A second study, from researchers at the University of British Columbia then delved into the issue of conformity some more, and found further evidence that it’s actually surprisingly common.

“People are conformist – and that’s a good thing for cultural evolution,” the authors say. “By being conformist, we copy the things that are popular in the world. And those things are often good and useful.”

They use an example of disease prevention and suggest that whilst most people don’t understand the mechanics of how germs work, they know that they should wash their hands after going to the toilet.

Conformist sheep

All of which surely supports the argument that people hate change, right? Perhaps, but if we permit ourselves to consider the alternative, we might conclude that people are actually really good at change. Indeed, humanity has come to be defined by its ability to change and adapt to circumstances.

London Business School’s Dan Cable argues that this adaptability is an inherent skill that is hard coded into our very being. When our prefrontal cortex, which dreams up potential futures, works with what he refers to as our seeking system, it creates a being that is designed to innovate and to change.
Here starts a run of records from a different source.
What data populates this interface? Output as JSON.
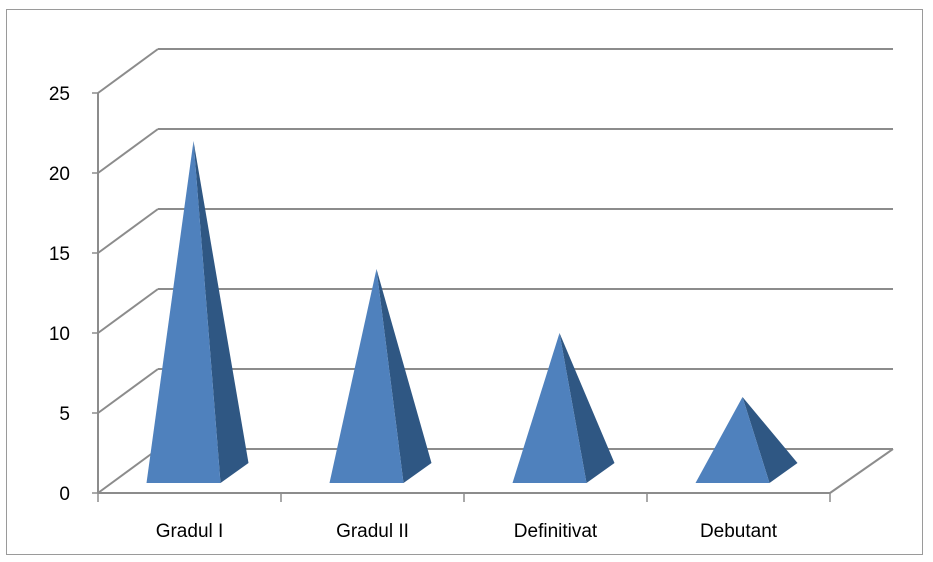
{
  "chart_data": {
    "type": "bar",
    "mark": "pyramid-3d",
    "categories": [
      "Gradul  I",
      "Gradul II",
      "Definitivat",
      "Debutant"
    ],
    "values": [
      22,
      14,
      10,
      6
    ],
    "ylim": [
      0,
      25
    ],
    "yticks": [
      0,
      5,
      10,
      15,
      20,
      25
    ],
    "title": "",
    "xlabel": "",
    "ylabel": "",
    "grid": true,
    "legend": "none",
    "colors": {
      "front": "#4f81bd",
      "side": "#2f5783",
      "grid": "#8c8c8c"
    }
  }
}
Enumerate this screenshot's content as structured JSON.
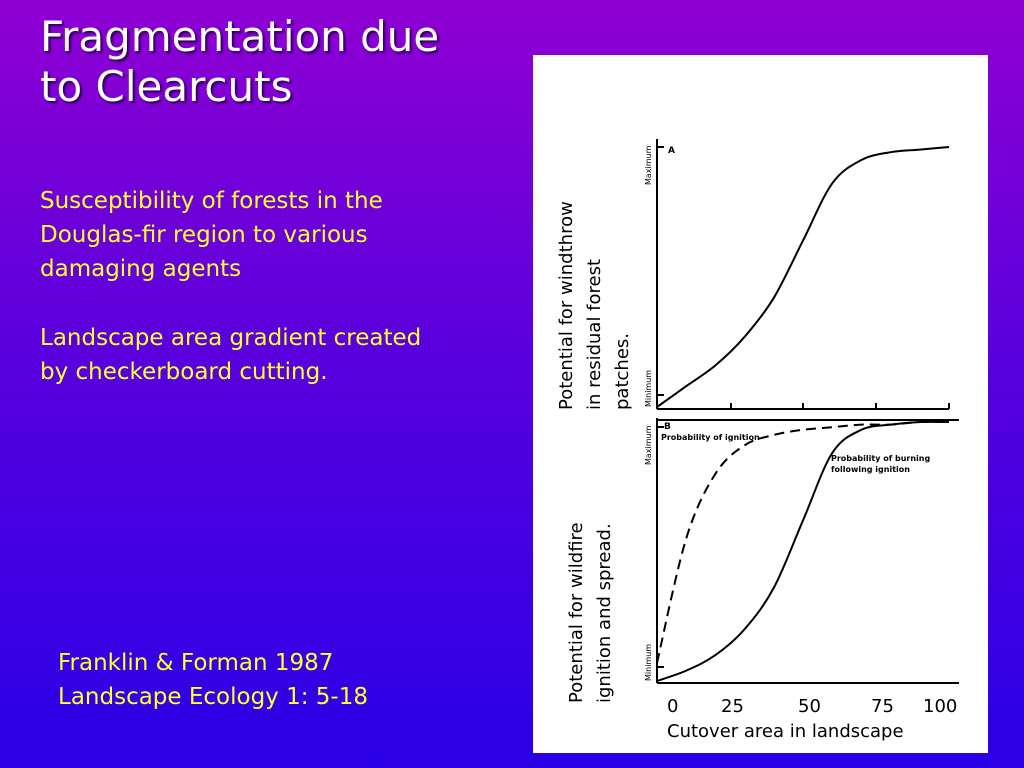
{
  "slide": {
    "title_line1": "Fragmentation due",
    "title_line2": "to Clearcuts",
    "para1_line1": "Susceptibility of forests in the",
    "para1_line2": "Douglas-fir region to various",
    "para1_line3": "damaging agents",
    "para2_line1": "Landscape area gradient created",
    "para2_line2": "by checkerboard cutting.",
    "cite_line1": "Franklin & Forman 1987",
    "cite_line2": "Landscape Ecology 1: 5-18"
  },
  "chart_data": [
    {
      "type": "line",
      "panel": "A",
      "ylabel_lines": [
        "Potential for windthrow",
        "in residual forest",
        "patches."
      ],
      "ytick_max": "Maximum",
      "ytick_min": "Minimum",
      "x": [
        0,
        10,
        20,
        30,
        40,
        50,
        60,
        70,
        80,
        90,
        100
      ],
      "series": [
        {
          "values": [
            0.0,
            0.08,
            0.16,
            0.27,
            0.42,
            0.64,
            0.86,
            0.95,
            0.98,
            0.99,
            1.0
          ]
        }
      ]
    },
    {
      "type": "line",
      "panel": "B",
      "ylabel_lines": [
        "Potential for wildfire",
        "ignition and spread."
      ],
      "ytick_max": "Maximum",
      "ytick_min": "Minimum",
      "xticks": [
        "0",
        "25",
        "50",
        "75",
        "100"
      ],
      "xlabel": "Cutover area in landscape",
      "x": [
        0,
        10,
        20,
        30,
        40,
        50,
        60,
        70,
        80,
        90,
        100
      ],
      "series": [
        {
          "name": "Probability of ignition",
          "style": "dashed",
          "values": [
            0.07,
            0.55,
            0.8,
            0.91,
            0.95,
            0.97,
            0.98,
            0.99,
            0.99,
            1.0,
            1.0
          ]
        },
        {
          "name": "Probability of burning following ignition",
          "style": "solid",
          "values": [
            0.0,
            0.04,
            0.1,
            0.2,
            0.36,
            0.62,
            0.88,
            0.97,
            0.99,
            1.0,
            1.0
          ]
        }
      ]
    }
  ]
}
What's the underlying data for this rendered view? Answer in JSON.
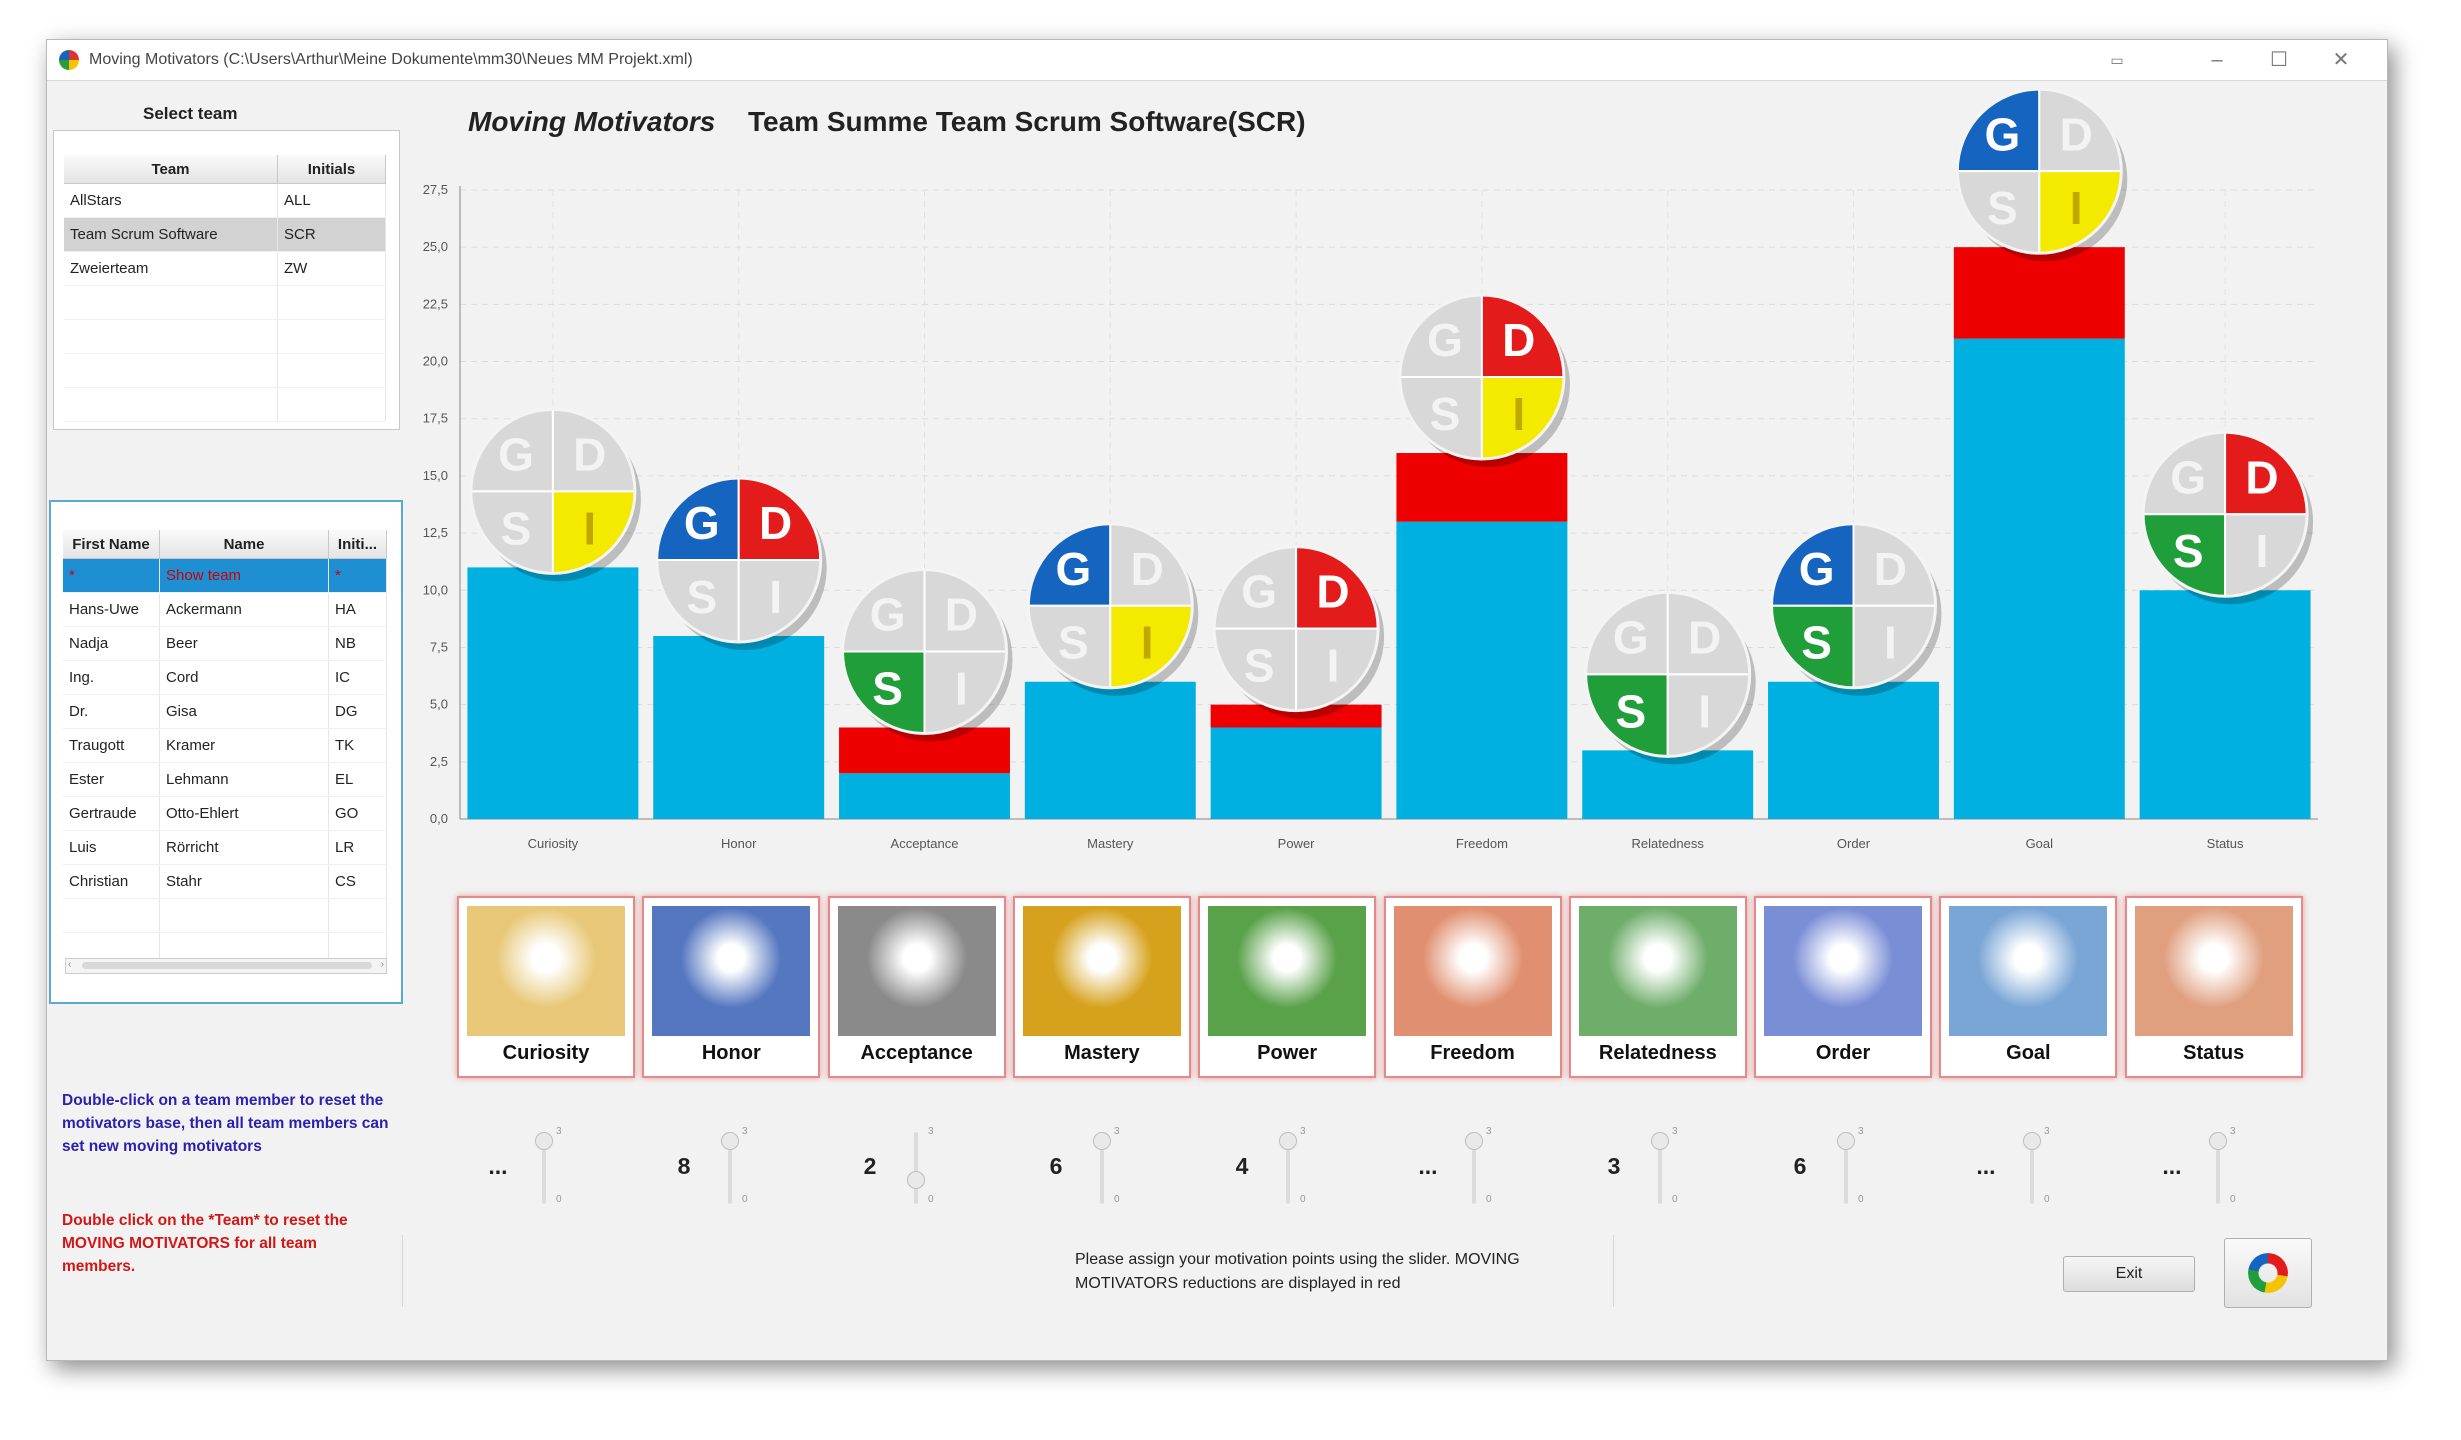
{
  "window": {
    "title": "Moving Motivators (C:\\Users\\Arthur\\Meine Dokumente\\mm30\\Neues MM Projekt.xml)"
  },
  "sidebar": {
    "select_team_label": "Select team",
    "team_table": {
      "headers": [
        "Team",
        "Initials"
      ],
      "rows": [
        {
          "team": "AllStars",
          "initials": "ALL"
        },
        {
          "team": "Team Scrum Software",
          "initials": "SCR"
        },
        {
          "team": "Zweierteam",
          "initials": "ZW"
        }
      ],
      "selected_index": 1
    },
    "member_table": {
      "headers": [
        "First Name",
        "Name",
        "Initi..."
      ],
      "rows": [
        {
          "first": "*",
          "name": "Show team",
          "init": "*"
        },
        {
          "first": "Hans-Uwe",
          "name": "Ackermann",
          "init": "HA"
        },
        {
          "first": "Nadja",
          "name": "Beer",
          "init": "NB"
        },
        {
          "first": "Ing.",
          "name": "Cord",
          "init": "IC"
        },
        {
          "first": "Dr.",
          "name": "Gisa",
          "init": "DG"
        },
        {
          "first": "Traugott",
          "name": "Kramer",
          "init": "TK"
        },
        {
          "first": "Ester",
          "name": "Lehmann",
          "init": "EL"
        },
        {
          "first": "Gertraude",
          "name": "Otto-Ehlert",
          "init": "GO"
        },
        {
          "first": "Luis",
          "name": "Rörricht",
          "init": "LR"
        },
        {
          "first": "Christian",
          "name": "Stahr",
          "init": "CS"
        }
      ],
      "selected_index": 0
    },
    "hint_blue": "Double-click on a team member to reset the motivators base, then all team members can set new moving motivators",
    "hint_red": "Double click on the *Team* to reset the MOVING MOTIVATORS for all team members."
  },
  "header": {
    "app_title": "Moving Motivators",
    "team_title": "Team Summe Team Scrum Software(SCR)"
  },
  "chart_data": {
    "type": "bar",
    "stacked": true,
    "categories": [
      "Curiosity",
      "Honor",
      "Acceptance",
      "Mastery",
      "Power",
      "Freedom",
      "Relatedness",
      "Order",
      "Goal",
      "Status"
    ],
    "series": [
      {
        "color": "#00b0e0",
        "values": [
          11,
          8,
          2,
          6,
          4,
          13,
          3,
          6,
          21,
          10
        ]
      },
      {
        "color": "#ee0000",
        "values": [
          0,
          0,
          2,
          0,
          1,
          3,
          0,
          0,
          4,
          0
        ]
      }
    ],
    "ylim": [
      0,
      27.5
    ],
    "yticks": [
      "0,0",
      "2,5",
      "5,0",
      "7,5",
      "10,0",
      "12,5",
      "15,0",
      "17,5",
      "20,0",
      "22,5",
      "25,0",
      "27,5"
    ],
    "grid": true,
    "quadrant_badges": [
      {
        "G": false,
        "D": false,
        "S": false,
        "I": true
      },
      {
        "G": true,
        "D": true,
        "S": false,
        "I": false
      },
      {
        "G": false,
        "D": false,
        "S": true,
        "I": false
      },
      {
        "G": true,
        "D": false,
        "S": false,
        "I": true
      },
      {
        "G": false,
        "D": true,
        "S": false,
        "I": false
      },
      {
        "G": false,
        "D": true,
        "S": false,
        "I": true
      },
      {
        "G": false,
        "D": false,
        "S": true,
        "I": false
      },
      {
        "G": true,
        "D": false,
        "S": true,
        "I": false
      },
      {
        "G": true,
        "D": false,
        "S": false,
        "I": true
      },
      {
        "G": false,
        "D": true,
        "S": true,
        "I": false
      }
    ],
    "quadrant_letters": [
      "G",
      "D",
      "S",
      "I"
    ],
    "quadrant_colors": {
      "G": "#1565c0",
      "D": "#e41b1b",
      "S": "#1f9e3a",
      "I": "#f4ea00",
      "off": "#d8d8d8",
      "off_text": "#f3f3f3"
    }
  },
  "cards": [
    {
      "label": "Curiosity",
      "color": "#e8c878"
    },
    {
      "label": "Honor",
      "color": "#5577c0"
    },
    {
      "label": "Acceptance",
      "color": "#8a8a8a"
    },
    {
      "label": "Mastery",
      "color": "#d6a21e"
    },
    {
      "label": "Power",
      "color": "#5aa24a"
    },
    {
      "label": "Freedom",
      "color": "#e09070"
    },
    {
      "label": "Relatedness",
      "color": "#6fae6a"
    },
    {
      "label": "Order",
      "color": "#7a8ed6"
    },
    {
      "label": "Goal",
      "color": "#7aa6d6"
    },
    {
      "label": "Status",
      "color": "#e0a080"
    }
  ],
  "sliders": {
    "values": [
      "...",
      "8",
      "2",
      "6",
      "4",
      "...",
      "3",
      "6",
      "...",
      "..."
    ],
    "levels": [
      1,
      1,
      0.3,
      1,
      1,
      1,
      1,
      1,
      1,
      1
    ],
    "max_label": "3",
    "min_label": "0"
  },
  "footer": {
    "info": "Please assign your motivation points using the slider. MOVING MOTIVATORS reductions are displayed in red",
    "exit_label": "Exit"
  }
}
In that sense we are unique among the animal kingdom.

He goes on to suggest that far from being fundamentally opposed to change, our workplaces have conditioned us to bury them. If we can organize ourselves in such a way that these instincts are not squashed, we can reinvigorate the innovative impulses of our workforce.

In a longer term he is undoubtedly right, but in the short-term, that same biological make-up renders many of us impervious to change. It’s a dichotomy that is chronicled magnificently by Michael Lewis in first Moneyball and then The Undoing Project, where he talks about the tremendous resistance to a data-driven approach to sport, until such time as the tipping point is reached and soon every team in every sport in the world is using data to guide their work.

The very language used to describe this transition from the ‘valley of death’ to ‘crossing the chasm’ and reaching your ‘tipping point’ are familiar enough to us that they’ve entered the management lexicon, yet despite this familiarity we seem to no better at creating a culture where change and adaptability are the norms.

After all, the latest digital transformation report by MIT Sloan and Deloitte found that the number of organizations who are at an advanced stage of digital transformation efforts remains very low, and indeed barely higher than the frankly hopeless 3% who said they were at such a stage in a similar report last year by SAP.

Indeed, in the discussions I’ve had with digital people at a range of multinational companies this year, most have been only too glad to hear that their peers are as slow out of the blocks as they are. If change is as natural to us as Cable suggests, there is precious little evidence of it.

I would love to hear your own experiences though. Is it any better in your own organization?